UK Gambling in Foucs
The annual Labour party conference in Liverpool this Sunday could focus on potential gambling policies. Labour’s Deputy Leader Tom Watson earlier declared gambling a “public health emergency.” His comments were based on the results of a recent inquiry commissioned by the party which suggests that out of 430,000 identified gambling addicts in the UK, 25,000 are aged 16 or less.
Per Watson’s previous comments, introducing a “whistle-to-whistle” ban on gambling advertisements during sporting events could be one of the party’s focus points. He believes that gambling during live sporting events is particularly bad for groups vulnerable to problem gambling. The Committee of Advertising Practice and Broadcast Committee of Advertising Practice has announced bans on advertisements that ask users to “bet now” during a live sports broadcasts.
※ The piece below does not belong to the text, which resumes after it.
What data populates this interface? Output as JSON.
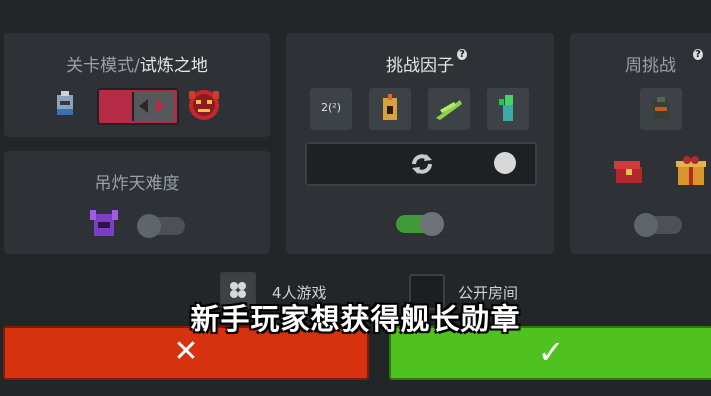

Watson emphasized that the party is not anti-gambling but seeks to introduce new, stricter updates to the existing regulations. He noted that even the industry suggests that TV advertising for gambling and sports betting is getting out of hand.
The party could also discuss extending the ban on TV advertisements to team sponsorships. This year, roughly 60 percent of English football teams have found lucrative sponsorship from domestic and foreign gambling and sports betting companies. These deals include logos on team t-shirts. Ironically, numerous studies have shown that footballers are one of the groups most vulnerable to problem gambling.
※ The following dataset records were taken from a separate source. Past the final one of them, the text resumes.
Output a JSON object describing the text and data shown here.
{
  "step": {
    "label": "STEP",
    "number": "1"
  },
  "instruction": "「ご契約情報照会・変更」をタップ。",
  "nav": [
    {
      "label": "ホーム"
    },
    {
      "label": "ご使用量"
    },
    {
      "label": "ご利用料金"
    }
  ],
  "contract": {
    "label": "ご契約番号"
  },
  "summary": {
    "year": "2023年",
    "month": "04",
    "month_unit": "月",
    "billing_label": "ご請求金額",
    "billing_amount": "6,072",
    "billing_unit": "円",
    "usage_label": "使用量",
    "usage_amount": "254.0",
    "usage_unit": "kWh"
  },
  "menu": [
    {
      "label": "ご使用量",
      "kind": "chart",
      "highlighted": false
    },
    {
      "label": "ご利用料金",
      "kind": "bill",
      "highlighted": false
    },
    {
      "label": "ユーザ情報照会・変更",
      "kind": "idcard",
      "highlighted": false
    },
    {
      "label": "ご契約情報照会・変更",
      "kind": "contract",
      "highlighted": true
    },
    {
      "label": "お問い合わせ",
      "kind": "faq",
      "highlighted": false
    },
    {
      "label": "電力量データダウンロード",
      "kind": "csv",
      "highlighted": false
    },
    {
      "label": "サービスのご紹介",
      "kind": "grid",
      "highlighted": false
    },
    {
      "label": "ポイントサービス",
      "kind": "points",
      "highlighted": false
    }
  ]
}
The party could seek a voluntary removal of gambling logos from team shorts. The clubs who refuse could face legislative actions.
Labour could also discuss banning gambling using credit cards to promote responsible gambling behavior. Debit card gambling, according to Watson, would limit the funds available to players in several users but it would not solve the issue for people with bigger bank balanced who have problem gambling habits. If the proposal is taken forward by Labour, it could create a huge dent in the gambling industry revenue as 20 percent of current payments to the betting companies are made via credit cards.
He went on to claim that current gambling regulation is not sufficient to protect vulnerable groups and addicts from risks. He also said that patchy imposition of existing laws and frequent misdiagnosis of patients add up to UK’s gambling woes.
Gambling companies must also take more responsibility for the social implications of their products and contribute extensively to treatment and research, per Watson. The Conservatives have placed the blame on previous Labour governments that relaxed the laws in the industry.